On note par ailleurs que Sherbrooke a glissé du 5e au 9e rang, parmi les dix grandes villes, pour le taux global de taxation. Pour la première fois depuis la compilation du palmarès, le taux global de taxation est plus élevé à Sherbrooke que dans la moyenne des villes de taille semblable.

Pour la période s'étalant de 2009 à 2014, on note également une croissance annuelle moyenne de 15,52 % du coût de la voirie par kilomètre, de 8,10 % du coût du traitement d'un mètre cube d'eau potable et de 7,99 % du coût du déneigement par kilomètre. À l'autre bout du spectre, la croissance annuelle moyenne est négative pour le coût des collectes de déchets domestiques et le coût des collectes de matières recyclables. On note aussi une diminution de 2,47 % du nombre de cadres, contremaîtres ou professionnels par 100 habitants, et de 2,76 % pour le nombre de cols blancs à temps complet par 100 habitants.

Comme par les années précédentes, Robert Gagné relève que la taille optimale d'une municipalité est de 50 000 à 99 999 habitants pour contrôler les dépenses de façon optimale. « C'est clair qu'il y a une taille idéale. Ça ne change pas. Ça ne veut pas dire qu'une fois cette taille atteinte, tout est beau. C'est surtout que ces villes offrent des conditions favorables. »

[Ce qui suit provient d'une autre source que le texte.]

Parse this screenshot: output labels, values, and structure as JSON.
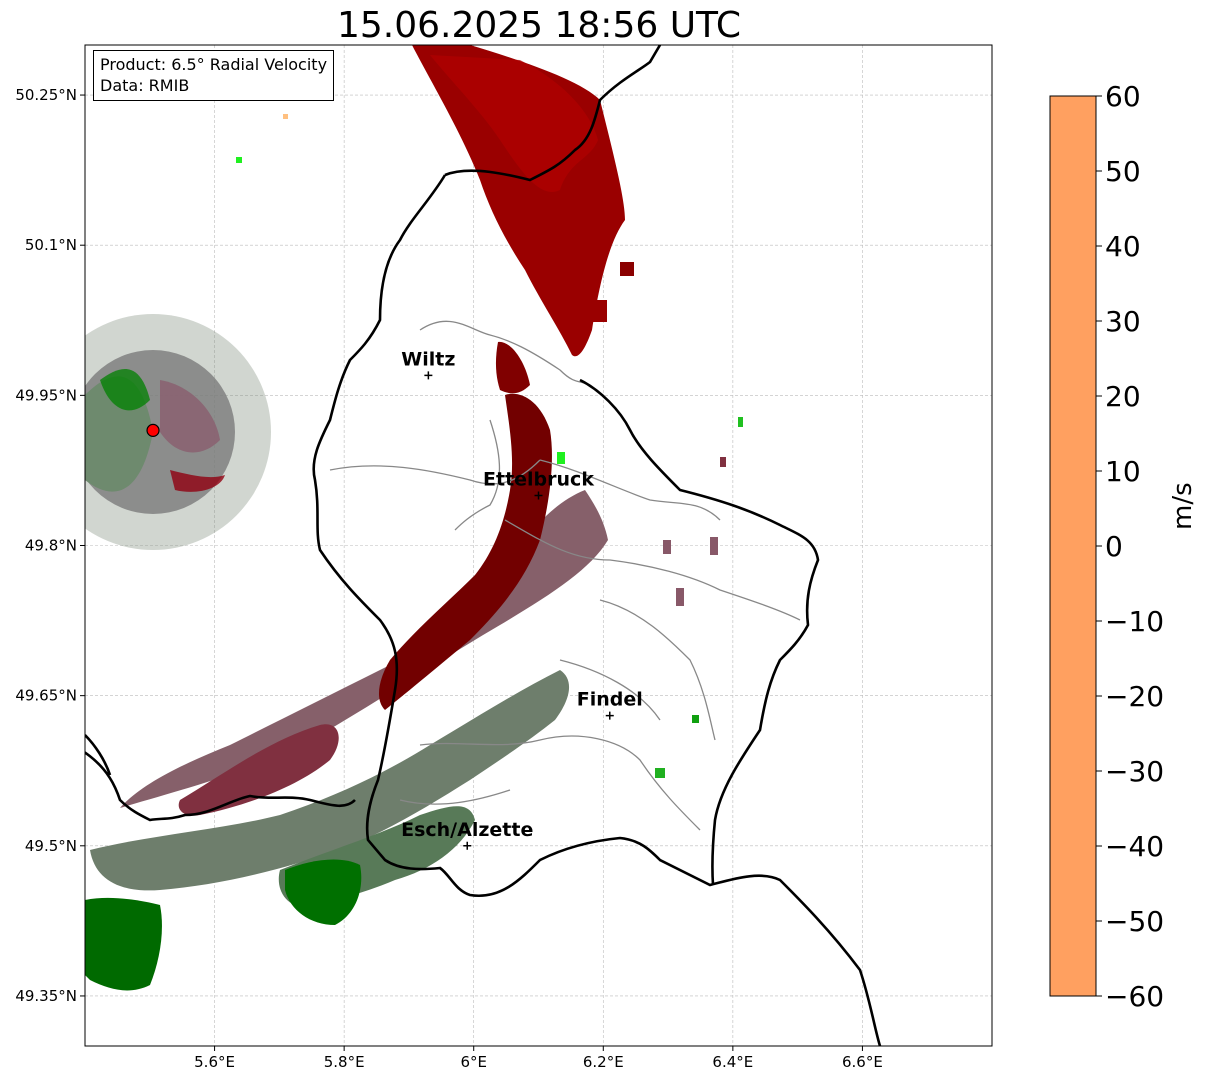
{
  "title": "15.06.2025 18:56 UTC",
  "info": {
    "line1": "Product: 6.5° Radial Velocity",
    "line2": "Data: RMIB"
  },
  "colorbar": {
    "unit": "m/s",
    "ticks": [
      "60",
      "50",
      "40",
      "30",
      "20",
      "10",
      "0",
      "−10",
      "−20",
      "−30",
      "−40",
      "−50",
      "−60"
    ],
    "stops": [
      {
        "v": 60,
        "color": "#ffa060"
      },
      {
        "v": 55,
        "color": "#ffb870"
      },
      {
        "v": 50,
        "color": "#ffd080"
      },
      {
        "v": 46,
        "color": "#ffe0a0"
      },
      {
        "v": 44,
        "color": "#ffc0b0"
      },
      {
        "v": 40,
        "color": "#ff90d0"
      },
      {
        "v": 35,
        "color": "#ff70a0"
      },
      {
        "v": 30,
        "color": "#ff5070"
      },
      {
        "v": 28,
        "color": "#ff3050"
      },
      {
        "v": 27,
        "color": "#ff0000"
      },
      {
        "v": 20,
        "color": "#d00000"
      },
      {
        "v": 15,
        "color": "#a00000"
      },
      {
        "v": 10,
        "color": "#700000"
      },
      {
        "v": 8,
        "color": "#803040"
      },
      {
        "v": 4,
        "color": "#885868"
      },
      {
        "v": 0,
        "color": "#807878"
      },
      {
        "v": -2,
        "color": "#708070"
      },
      {
        "v": -6,
        "color": "#507050"
      },
      {
        "v": -7,
        "color": "#006000"
      },
      {
        "v": -15,
        "color": "#008000"
      },
      {
        "v": -22,
        "color": "#00c000"
      },
      {
        "v": -28,
        "color": "#20ff20"
      },
      {
        "v": -32,
        "color": "#70f070"
      },
      {
        "v": -36,
        "color": "#a0f0c0"
      },
      {
        "v": -38,
        "color": "#c0f0f0"
      },
      {
        "v": -45,
        "color": "#80e8e8"
      },
      {
        "v": -53,
        "color": "#30e0e0"
      },
      {
        "v": -55,
        "color": "#20c0d0"
      },
      {
        "v": -60,
        "color": "#2080c0"
      }
    ]
  },
  "axes": {
    "lat_labels": [
      "50.25°N",
      "50.1°N",
      "49.95°N",
      "49.8°N",
      "49.65°N",
      "49.5°N",
      "49.35°N"
    ],
    "lon_labels": [
      "5.6°E",
      "5.8°E",
      "6°E",
      "6.2°E",
      "6.4°E",
      "6.6°E"
    ],
    "lon_range": [
      5.4,
      6.8
    ],
    "lat_range": [
      49.3,
      50.3
    ],
    "grid": true
  },
  "cities": [
    {
      "name": "Wiltz",
      "lon": 5.93,
      "lat": 49.97
    },
    {
      "name": "Ettelbruck",
      "lon": 6.1,
      "lat": 49.85
    },
    {
      "name": "Findel",
      "lon": 6.21,
      "lat": 49.63
    },
    {
      "name": "Esch/Alzette",
      "lon": 5.99,
      "lat": 49.5
    }
  ],
  "radar_site": {
    "lon": 5.505,
    "lat": 49.915,
    "color": "#ff0000"
  }
}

Les citoyens intéressés peuvent consulter toutes les données compilées par le Centre de productivité à l'adresse suivante : http://cpp.hec.ca/palmares2016/index.html

Drummondville toujours première de classe

Les municipalités de 50 000 à 99 999 habitants, comme Drummondville, affichent toujours en 2014 le plus faible niveau de dépenses par habitant parmi les villes de grande taille. Cette constante demeure d'année en année dans le palmarès des municipalités préparé par le Centre sur la productivité et la prospérité HEC Montréal.

C'est d'ailleurs au Centre-du-Québec que les dépenses municipales par habitant sont les plus faibles, à 1354 $ en moyenne. Dans les régions administratives situées sur le territoire de La Tribune, l'Estrie est la plus dépensière, au 11e rang sur 17 (1568 $), alors que Chaudière-Appalaches vient au 15e rang.

À l'inverse, la croissance annuelle moyenne des dépenses municipales par habitant, entre 2009 et 2014, a été suffisamment importante en Estrie (5,7 %) pour lui conférer le troisième rang pour les hausses les plus importantes. Chaudière-Appalaches (5 %) arrive cinquième et le Centre-du-Québec (4,7 %) prend la huitième place. Pour des indicateurs comme le coût de l'activité de voirie par kilomètre de voie et le coût du déneigement par kilomètre de voie, les trois régions administratives en question arrivent dans la deuxième moitié du peloton, soit parmi celles qui dépensent le moins.

Le coût d'entretien du réseau routier par kilomètre de voie est toutefois plus élevé dans les municipalités de grande taille. Idem pour le coût du déneigement. La rémunération moyenne par emploi suit la même courbe. On peut aussi établir que le coût de la desserte par un corps policier municipal est plus élevé dans les municipalités de 50 000 habitants ou moins que le coût de la desserte par la Sûreté du Québec.